If a charter has more applicants than seats in a grade, NC law requires a public lottery. Lotteries “are required to be publicly conducted and may be attended by any member of the public” (NC DPI — Enrollment and Lottery Guidance).

A few mechanics parents usually want to know:

  • Sibling preference. Schools “are permitted to offer sibling preference in Year II of operation and beyond, but are not required to do so.” Each school has its own board policy on this. The statutory sibling definition includes half-siblings, step-siblings, and foster children in the same household.
  • Multiple-birth siblings. The school enters one surname into the lottery for twins/triplets; if drawn, all the siblings are admitted.
  • Other priority categories. NC law allows (not requires) priorities for children of founders, board members, full-time employees, and — in some cases — students from the district the charter sits in.
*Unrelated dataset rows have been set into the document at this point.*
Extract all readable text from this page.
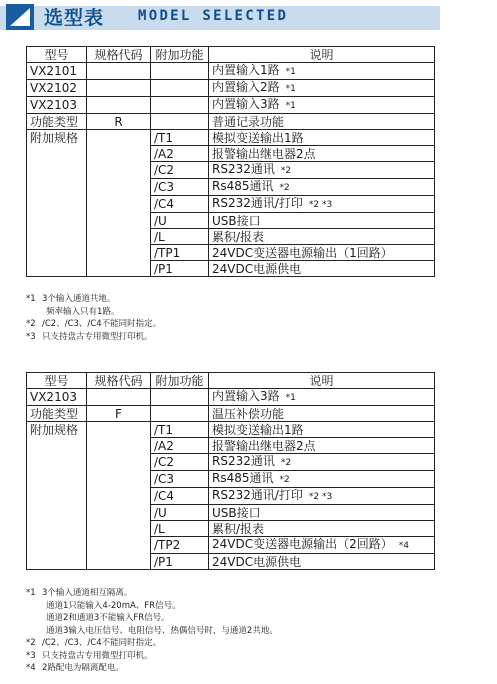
选型表 MODEL SELECTED
型号	规格代码	附加功能	说明
VX2101			内置输入1路 *1
VX2102			内置输入2路 *1
VX2103			内置输入3路 *1
功能类型	R		普通记录功能
附加规格		/T1	模拟变送输出1路
		/A2	报警输出继电器2点
		/C2	RS232通讯 *2
		/C3	Rs485通讯 *2
		/C4	RS232通讯/打印 *2 *3
		/U	USB接口
		/L	累积/报表
		/TP1	24VDC变送器电源输出（1回路）
		/P1	24VDC电源供电
*1 3个输入通道共地。
频率输入只有1路。
*2 /C2、/C3、/C4不能同时指定。
*3 只支持盘古专用微型打印机。
型号	规格代码	附加功能	说明
VX2103			内置输入3路 *1
功能类型	F		温压补偿功能
附加规格		/T1	模拟变送输出1路
		/A2	报警输出继电器2点
		/C2	RS232通讯 *2
		/C3	Rs485通讯 *2
		/C4	RS232通讯/打印 *2 *3
		/U	USB接口
		/L	累积/报表
		/TP2	24VDC变送器电源输出（2回路） *4
		/P1	24VDC电源供电
*1 3个输入通道相互隔离。
通道1只能输入4-20mA、FR信号。
通道2和通道3不能输入FR信号。
通道3输入电压信号、电阻信号、热偶信号时，与通道2共地。
*2 /C2、/C3、/C4不能同时指定。
*3 只支持盘古专用微型打印机。
*4 2路配电为隔离配电。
Weighted lotteries for educationally disadvantaged students are allowed with approval.
  • Waitlists. Most Wake charters have long ones. Franklin Academy reports “more than 1800 applicants on a waiting list each year” (Franklin Academy — Lottery Information). Magellan and Raleigh Charter publish lottery results each spring.

Applications don’t all open at the same time. Each charter runs its own window, set by the school’s board — not by WCPSS. Most Wake charters open applications in the winter (roughly January–February) and run the lottery in late February or March for the following fall. Raleigh Charter, for example, accepts applications “over a period of several weeks during the first few months of the year” (Raleigh Charter — Admissions).

If you’re considering more than one charter, you apply to each separately.

Transportation

Under NC law, “the charter school may provide transportation for students enrolled at the school, but is not required to do so,” and any plan must ensure “transportation is not a barrier to any student who resides in the local school district in which the school is located” (NC DPI — Enrollment and Lottery Guidance). Schools aren’t required to bus any student who lives within 1.5 miles.

In practice, most Wake charters don’t run yellow-bus service. Some offer shuttle stops or carpool coordination; many leave it to families. Assume you’re driving twice a day unless the school’s transportation page says otherwise.

A few Wake charters parents ask about

These aren’t rankings — just examples across grade bands and themes, all on our site.

  • Raleigh Charter High School — grades 9–12, downtown Raleigh, college-prep academics. Lottery admission only; application window runs late January into late February.
  • Franklin Academy — K–12, Wake Forest. One of NC’s oldest and most over-subscribed charters. Sibling preference applies before the general lottery.
  • The Exploris School — K–8, downtown Raleigh. Project-based and global-education focus; uses downtown museums and parks as an extended classroom.
  • The Magellan Charter School — grades 3–8, North Raleigh. Designed around academically/intellectually gifted learners; publishes its lottery results publicly.
  • Quest Academy — K–8, Apex. A west-Wake option for families who want a smaller K–8 setting.

Plenty of others operate in Wake — Sterling Montessori (Morrisville), Triangle Math & Science Academy (Cary), PreEminent, Peak, Cardinal Charter, East Wake Academy. Each has its own theme, lottery timing, and transportation reality.

What charters don’t give you

  • No base-school fallback. If you don’t get off the waitlist, your child’s seat is still the WCPSS base school. But you may have missed the WCPSS magnet window in the meantime — watch the calendar.
  • No WCPSS busing. Your assigned base school has a bus. Your charter almost certainly does not.
  • Variable quality. Charters range from top-performing to poorly run. Check the DPI School Report Card for each one the same way you’d check a WCPSS school, and visit before you enroll.
  • Admissions are a moving target. Sibling policies, priority categories, and lottery mechanics vary school to school and can change year to year. Always confirm on the school’s own admissions page before you apply.

Last verified: 2026-04-23. Suggest an edit.